Dungeon Lords Previews

A whole fistful of hands-on previews for Heuristic Park's Dungeon Lords have made their way to the web. The first is at Gameplanet:
Dungeon Lords will be loaded with quests, personal missions, extensive skills and special abilities for customising your own character hero from a variety of races and multiple class specialisations. The game world will include ancient castles, dark forests, and dungeon lairs and heaps of NPC characters to interact with. It's been a while since we have seen a game from Bradley but by the way it is looking it has been worth the wait.

The second is at Gaming Nexus:
Melee combat is a simple matter of equipping one or two of the myriad weapons available, and left-clicking on the enemy. Different weapons have various fighting patterns, and multiple clicks will bring about fighting combos. I'm not sure if these combos are anything more than aesthetic, but they look quite nice. In addition to hacking away, a shield can be brought to bear with a simple right-click, so many fights are circling dances of dodge, block, and strike. While not incredibly deep, the complexity is a step up from most games in the genre.

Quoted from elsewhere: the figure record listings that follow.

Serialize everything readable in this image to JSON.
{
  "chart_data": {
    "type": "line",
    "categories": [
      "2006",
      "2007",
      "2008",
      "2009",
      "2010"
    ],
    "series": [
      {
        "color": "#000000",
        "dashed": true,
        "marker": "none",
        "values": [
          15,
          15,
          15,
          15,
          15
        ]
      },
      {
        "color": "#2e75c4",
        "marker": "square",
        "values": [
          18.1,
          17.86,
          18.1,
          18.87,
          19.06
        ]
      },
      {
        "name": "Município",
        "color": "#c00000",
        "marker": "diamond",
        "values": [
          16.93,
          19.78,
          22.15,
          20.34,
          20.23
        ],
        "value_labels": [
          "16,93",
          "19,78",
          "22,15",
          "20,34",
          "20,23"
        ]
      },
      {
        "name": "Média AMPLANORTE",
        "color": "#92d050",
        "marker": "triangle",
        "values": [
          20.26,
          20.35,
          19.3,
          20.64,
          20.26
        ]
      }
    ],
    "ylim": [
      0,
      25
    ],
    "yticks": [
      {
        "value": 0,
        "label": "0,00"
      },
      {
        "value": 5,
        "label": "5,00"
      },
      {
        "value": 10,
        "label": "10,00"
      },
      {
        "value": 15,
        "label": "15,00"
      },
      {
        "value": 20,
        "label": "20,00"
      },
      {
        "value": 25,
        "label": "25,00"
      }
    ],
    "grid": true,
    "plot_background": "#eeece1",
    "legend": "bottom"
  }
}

The third is at Game Chronicles:
Your character begins the game with fairly modest skills and stats based on which race and class you choose, but you can customize that a bit even right at startup. There are six races to choose from, humans (male or female), elves (male or female), dwarves, urgoths, and wylvan. The first three are about what you would expect, while the urgoths reminded me of an "orc" from other games, a big hulking brute, and the wylvan is a feline race with high stats in dexterity and agility. Your choice of class is one of fighter, rogue, mage, or adept. Your race and your class determine what you're able to do at the start of the game and also make it cheaper for you to choose skills that fit that class, but you are not barred from any skill that would fall under the other classes, you can do everything if you spend enough of your experience points on it.

And the fourth is at Game Vortex:
Dungeon Lords uses real-time combat instead of the role-playing tradition of turn-based. This means that you don't have time to sit and ponder your next attack. You have to hit your enemies fast and hard if you are going to survive. Though the game uses a 3rd-person perspective, the controls scheme is based off of the 1st-person PC layout. You move your character with the W, S, A, and D buttons and aim/look with the mouse. This scheme lends itself well to the game's setup and makes it easy to just jump in and start playing the game.